Ce retrait involontaire a laissé un "silence mémoriel" que le voisin marocain a su occuper par une stratégie de soft power et de marketing territorial très active. En investissant massivement le terrain médiatique, le Maroc a fini par imprimer dans l'imaginaire mondial une identité où le patrimoine commun semble lui appartenir exclusivement. Aujourd'hui, l'Algérie cherche simplement à rééquilibrer cette narration et à reprendre une place qui était restée vacante.

Les femmes, gardiennes invisibles du temple

Comme pour la culture de l'offrande, ce conflit met en lumière le rôle crucial des femmes algériennes. Ce sont les brodeuses de Annaba, de Constantine et d'Alger qui, de génération en génération, ont préservé les motifs originaux. Dans les foyers algériens, le caftan n'est pas un produit d'exportation ou de parade commerciale ; c'est un habit de transmission, offert lors du mariage et conservé jalousement toute une vie.
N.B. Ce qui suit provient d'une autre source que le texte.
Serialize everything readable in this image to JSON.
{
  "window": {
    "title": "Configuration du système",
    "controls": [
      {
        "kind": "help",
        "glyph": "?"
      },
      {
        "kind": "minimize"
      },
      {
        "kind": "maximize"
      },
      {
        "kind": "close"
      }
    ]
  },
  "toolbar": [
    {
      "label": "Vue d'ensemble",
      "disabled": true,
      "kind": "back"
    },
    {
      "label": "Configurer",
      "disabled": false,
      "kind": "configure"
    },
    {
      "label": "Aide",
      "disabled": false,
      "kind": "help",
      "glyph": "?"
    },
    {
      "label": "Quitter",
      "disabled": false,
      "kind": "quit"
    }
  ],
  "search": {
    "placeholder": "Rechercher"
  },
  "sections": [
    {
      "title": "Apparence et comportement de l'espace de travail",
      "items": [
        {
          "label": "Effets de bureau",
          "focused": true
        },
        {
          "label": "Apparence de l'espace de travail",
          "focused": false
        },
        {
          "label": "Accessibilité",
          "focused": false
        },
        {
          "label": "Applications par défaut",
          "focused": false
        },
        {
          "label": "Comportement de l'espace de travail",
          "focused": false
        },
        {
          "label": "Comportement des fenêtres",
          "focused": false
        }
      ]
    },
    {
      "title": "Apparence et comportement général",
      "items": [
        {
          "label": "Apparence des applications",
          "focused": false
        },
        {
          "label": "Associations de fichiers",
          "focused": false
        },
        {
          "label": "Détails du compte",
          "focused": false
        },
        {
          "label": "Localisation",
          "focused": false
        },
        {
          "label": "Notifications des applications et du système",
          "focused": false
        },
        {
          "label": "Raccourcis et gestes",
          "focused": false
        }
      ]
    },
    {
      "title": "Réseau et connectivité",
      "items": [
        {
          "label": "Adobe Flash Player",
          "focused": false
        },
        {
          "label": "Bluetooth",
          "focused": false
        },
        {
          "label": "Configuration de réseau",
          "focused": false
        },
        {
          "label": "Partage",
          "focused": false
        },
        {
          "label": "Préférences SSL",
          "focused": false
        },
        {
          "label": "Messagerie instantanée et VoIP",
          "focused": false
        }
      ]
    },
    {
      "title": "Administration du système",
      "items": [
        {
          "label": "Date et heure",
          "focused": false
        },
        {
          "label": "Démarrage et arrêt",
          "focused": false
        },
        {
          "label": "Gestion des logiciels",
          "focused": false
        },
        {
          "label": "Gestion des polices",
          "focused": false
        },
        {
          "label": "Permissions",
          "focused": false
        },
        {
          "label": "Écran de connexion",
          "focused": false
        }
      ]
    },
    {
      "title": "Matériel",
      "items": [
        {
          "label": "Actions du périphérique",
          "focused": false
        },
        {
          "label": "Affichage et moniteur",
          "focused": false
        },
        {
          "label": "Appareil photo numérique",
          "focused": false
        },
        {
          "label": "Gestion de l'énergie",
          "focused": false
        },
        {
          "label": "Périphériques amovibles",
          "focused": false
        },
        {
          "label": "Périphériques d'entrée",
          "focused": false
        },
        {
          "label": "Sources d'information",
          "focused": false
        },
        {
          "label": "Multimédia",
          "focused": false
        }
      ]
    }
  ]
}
C'est cette dimension vécue, sensible et intime que le pays souhaite protéger contre l'appropriation culturelle.

Au-delà de la bataille juridique à l'ONU, ce conflit a provoqué un sursaut inattendu : le réveil d'une immense fierté chez la jeunesse algérienne. Sur les réseaux sociaux comme dans les cérémonies familiales, le port du caftan traditionnel est devenu un acte d'affirmation identitaire puissant. Tant que les aiguilles des brodeuses algériennes continueront de courir sur le velours, l'héritage restera protégé.

Pourtant, au-delà des rivalités institutionnelles, il reste un sentiment de regret : celui de voir deux peuples se diviser pour des étoffes, là où la culture devrait être un pont. S’il est vital pour l’Algérie de recouvrer ses droits et sa visibilité, l’idéal résiderait dans la reconnaissance d’un patrimoine commun, socle d'une union maghrébine forte. Reconnaître l'histoire de chacun, c'est s'autoriser enfin à avancer ensemble, à transformer ces "chiffons" de discorde en voiles d'avenir, et à regarder sereinement vers un futur où la culture unit plus qu'elle ne sépare.